As Quantum enters its 20th year, Boos and managing director Rene Conrad have concocted a new way for the group to work outside its own comfort zone and in a manner to which the group’s history makes it well suited. With Quantum’s new neighborhood initiative, the group will focus on particular neighborhoods for extended periods of time, committing to multiple productions using spaces available in that neighborhood over one or two seasons. “We’ve tried to find ever more meaningful ways to work within a neighborhood,” says Boos. “To connect with the neighborhood, to access its structures and key leaders and residents—because it would be weird if we’re in a neighborhood for a two-month period and our audience doesn’t, in some part, come from that neighborhood.”
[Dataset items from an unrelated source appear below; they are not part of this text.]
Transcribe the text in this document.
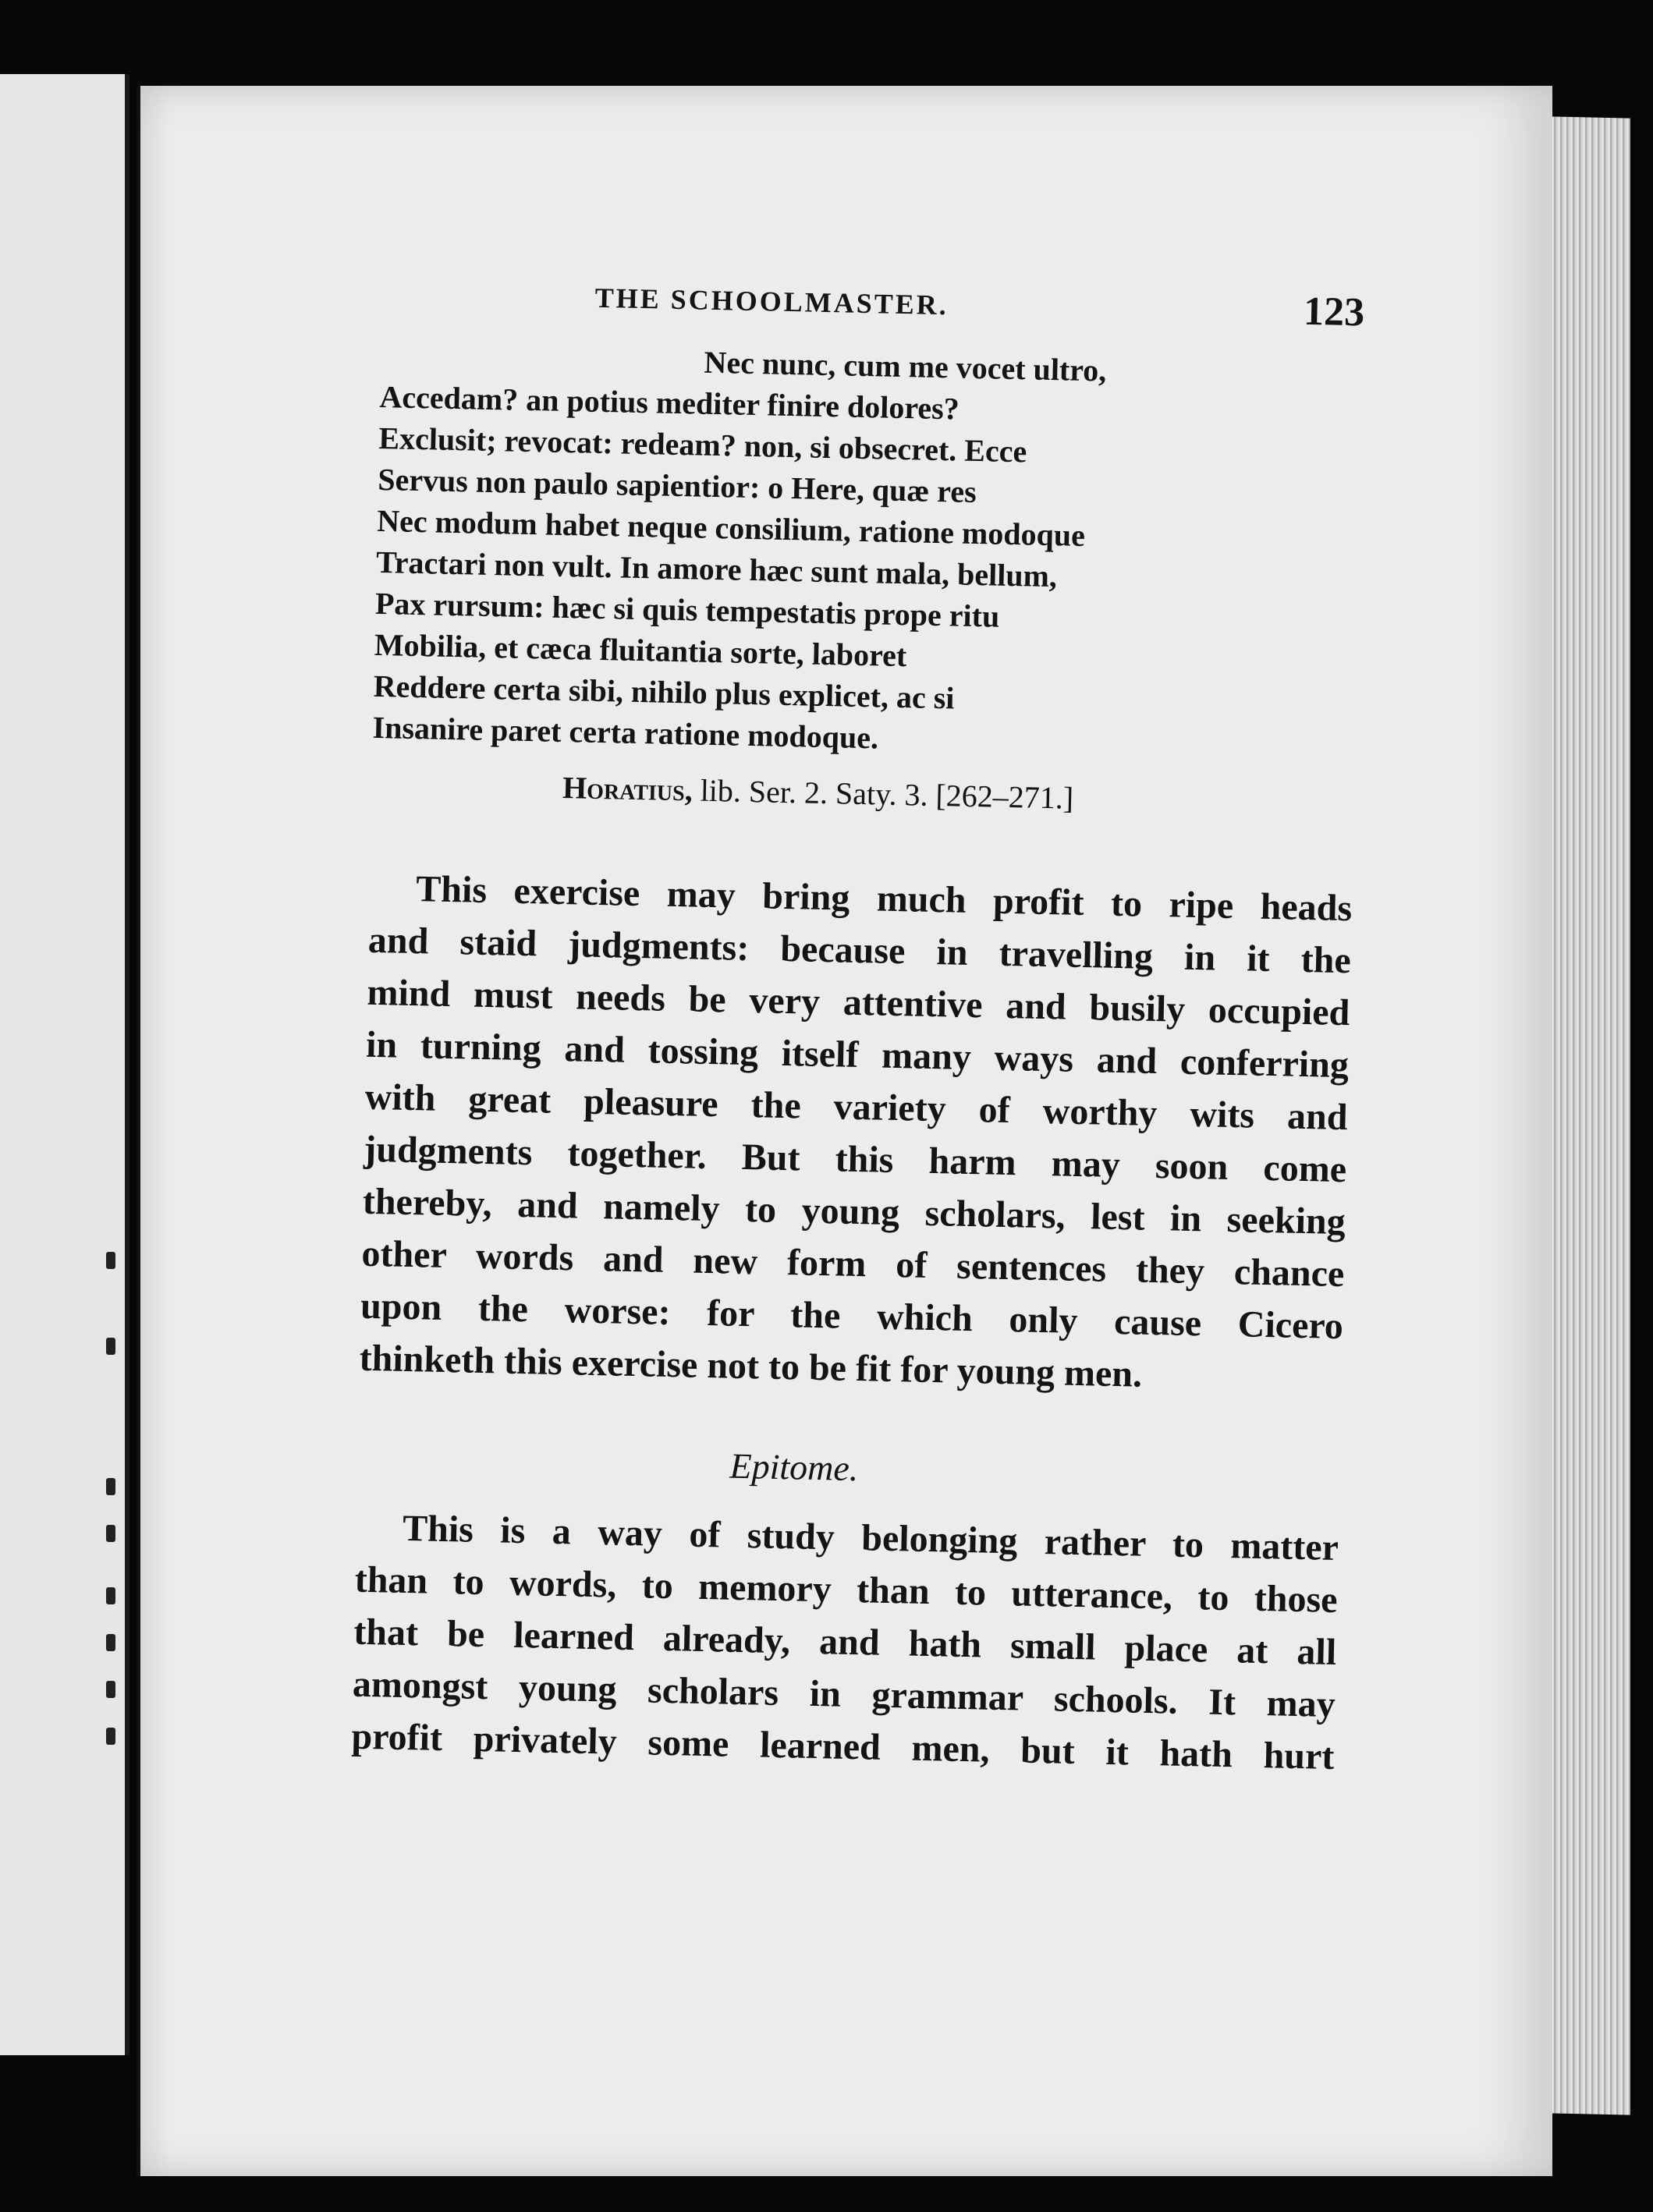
THE SCHOOLMASTER.	123
Nec nunc, cum me vocet ultro,
Accedam? an potius mediter finire dolores?
Exclusit; revocat: redeam? non, si obsecret. Ecce
Servus non paulo sapientior: o Here, quæ res
Nec modum habet neque consilium, ratione modoque
Tractari non vult. In amore hæc sunt mala, bellum,
Pax rursum: hæc si quis tempestatis prope ritu
Mobilia, et cæca fluitantia sorte, laboret
Reddere certa sibi, nihilo plus explicet, ac si
Insanire paret certa ratione modoque.
Horatius, lib. Ser. 2. Saty. 3. [262–271.]
This exercise may bring much profit to ripe heads
and staid judgments: because in travelling in it the
mind must needs be very attentive and busily occupied
in turning and tossing itself many ways and conferring
with great pleasure the variety of worthy wits and
judgments together. But this harm may soon come
thereby, and namely to young scholars, lest in seeking
other words and new form of sentences they chance
upon the worse: for the which only cause Cicero
thinketh this exercise not to be fit for young men.
Epitome.
This is a way of study belonging rather to matter
than to words, to memory than to utterance, to those
that be learned already, and hath small place at all
amongst young scholars in grammar schools. It may
profit privately some learned men, but it hath hurt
It’s a move that makes perfect sense for an organization that can be seen as one of the pioneers of Pittsburgh’s do-it-yourself artistic aesthetic—the philosophy that over the past 20 years has helped give rise to a seemingly bottomless well of small arts venues, neighborhood festivals and fringe cultural districts such as the Penn Avenue corridor. In the early 1990s, Boos and Quantum Theatre provided a model for seeing Pittsburgh as an unfinished artistic product; a place where financial and population shortcomings could be imagined as opportunities. It’s been borne out in a cultural explosion worthy of a far larger city. The difference, as Boos herself says, “is exponential.” But rather than seeing it as a finished job, after two decades, Karla Boos and Quantum Theatre want more than ever to keep pushing forward. “You can’t say, ‘I’m good at this, so I want to do it again,’ ” says Boos. “You have to want to do things you don’t know how to do. If you’re that kind of artist, it’s fantastic. The result is going to be something that we haven’t experienced before.”
Next Leap for Quantum
This summer marks the launch of Quantum Theatre’s 20th-anniversary season, bookended by a world premiere and a cross-disciplinary classic. To open the season, Karla Boos and Ottawa theater artist Peter Duschenes adapted Finnish novelist Arto Paasilinna’s “The Howling Miller” for the stage, which Duschenes will also direct (opens July 29, 2010). Karla Boos: “The setting is mysterious Lapland; the Miller, larger-thanlife and with species in question. Perhaps this fable is a metaphor for a fierce little country in the 20th century’s post-war years of deep forest shadows, with occasional flashes of brilliant light.” “Maria de Buenos Aires” (opens March 24, 2011) is a tango operita by nuevo tango pioneer Astor Piazzolla. This production sees the return of Anres Cladera, the Uruguayan conductor behind Quantum’s lauded “Candide.” Boos calls “Maria,” “an opera with folk forms as its musical point of departure, haunting spoken text, and wild tango. It’s the story of an Argentinian prostitute and her doppelganger ghost, revealed in layers excavated beneath the surface of a 1930s city full of secrets.”